Gold Fields has survived many a strike and made many layoffs at their mines in South Africa. I hope that they, nevertheless, continue to support Wits.
In a log cabin overlooking a lake nestling in a glacial-carved valley, we chatted about asset management.
“If they layoff their head office staff, including the engineers, they will be unable to function,” was my opinion.
“Wrong,” the reply. “They are moving to an asset management structure. This means that the mine manager or their equivalent is made the mine asset manager. It is their role & responsibility to manage the asset, the mine, to maximum profit. Head office will merely own the asset and will demand a specific performance & profit. No more of that dictatorial oversight by head-office engineers. If those engineers want to earn a salary, let them sell themselves to the asset managers—in competition with commercial consultants.”
“Does that not put an emphasis on short-term profit?” I asked.
“Of course,” the reply. “But that is the best way for the asset owner and shareholders. It involves fair competition, the services of the most competent, and immediate returns on investment.”
“And what of the long term, including closure?” I asked.
“Sacrificed on the altar of immediate profit. If the government cannot set and enforce laws & regulations to get sufficient bonding and money for closure, that is their fault, and the consequence flows to the ultimate taxpayer.”
Oh dear! So we ordered another beer and drank to success and profit: three large houses; American investment property; luxury cars; first-class flights; and fancy meals.
I confess to all these sins—although the kids live in the American houses and drive the fancy cars—mine is five-years old and has no air conditioner or automatic locks. I bought a new cars for my recently-graduated daughter: a mere $16K; five-years repayment at zero percent interest; and full service & warranty included. That is having somebody else pay you to drive your car. The other daughter and spouse drive luxury hybrids.
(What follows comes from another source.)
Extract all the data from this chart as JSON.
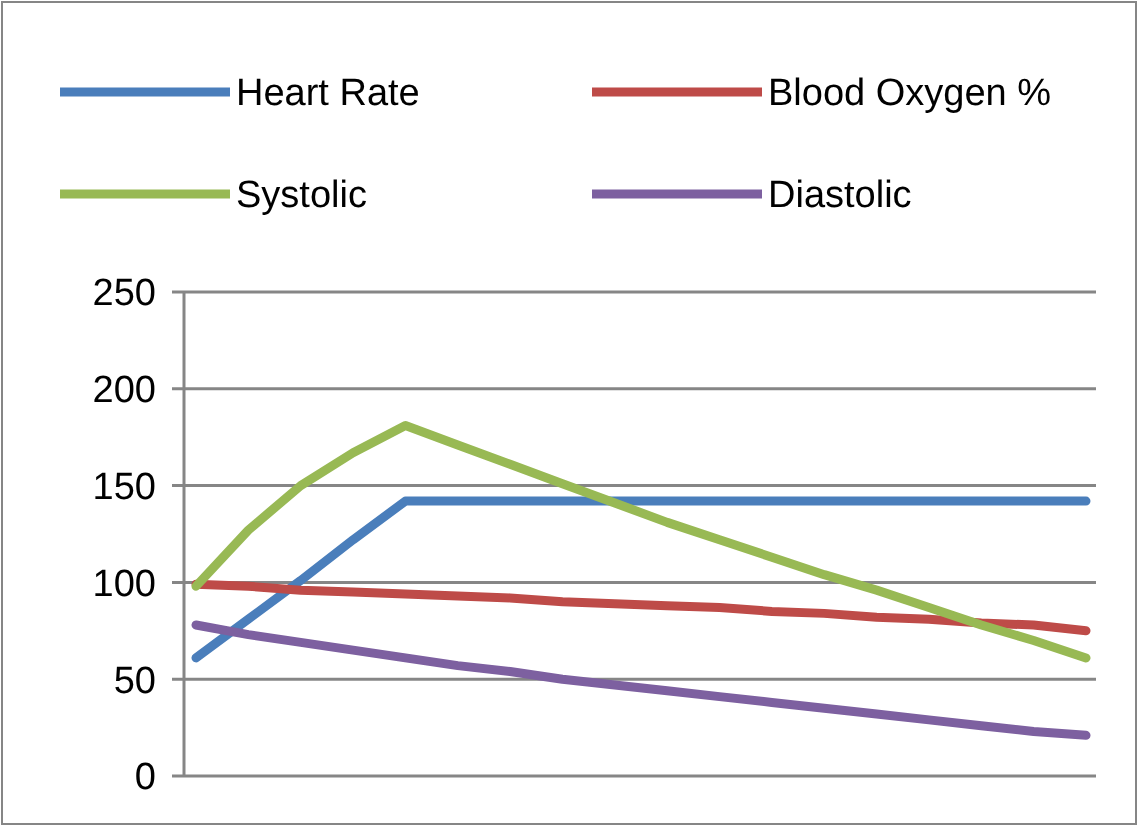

Yet I struggle to reconcile these opposing pictures and clashing facts. I confess to spending large sums on books, CDs, DVDs, and magazines. Quite a bit too on courting and other associated pleasures. I drive a simple, old car; ride expensive bicycles; and drink terrible expensive liquor. Yet I instinctively subscribe to simplicity. I have not redecorated the house: the toilets are as installed when the house was built in 1975; the kitchen cupboards fell off years ago and I have not replaced them; the windows are single-pained (sic) and I put plastic over them in the winter; the floors are devoid of carpets and are painted with expensive floor-paint.
I travel a lot to see kids & grandkids. I confess to spending large sums at Target on them. Have you ever tried to outfit five kids for summer or winter at Target? Well over a thousand to do this, and this gets only simple basics. Damn me, I deserve a bottle of the best cognac after that shopping spree!
Mining is the source of the money I spend and squander. I am luck that even past 65 there are mines that value my advice. I grieve, however, for those thrown out of work when companies reduce staff and adopt & implement the asset-management approach. Those now out of work are like me: engineers of experience & skill. They are now fretting about balancing budgets and selling to new clients to pay to feed and educate kids.
That is the way of the world. That is the crash of the super-cycle of mining. That is free-market competition. That is growing old, saving, investing, and being frugal. In this new world?
CAUTION: Although the above is based on fact, much is fiction. I invent & distort conversations to make my point. Do not take any of this seriously and do not blame me if you know more. Afterall this is a blog, I am a blogger, and my aim is to entertain, challenge, and only incidentally inform.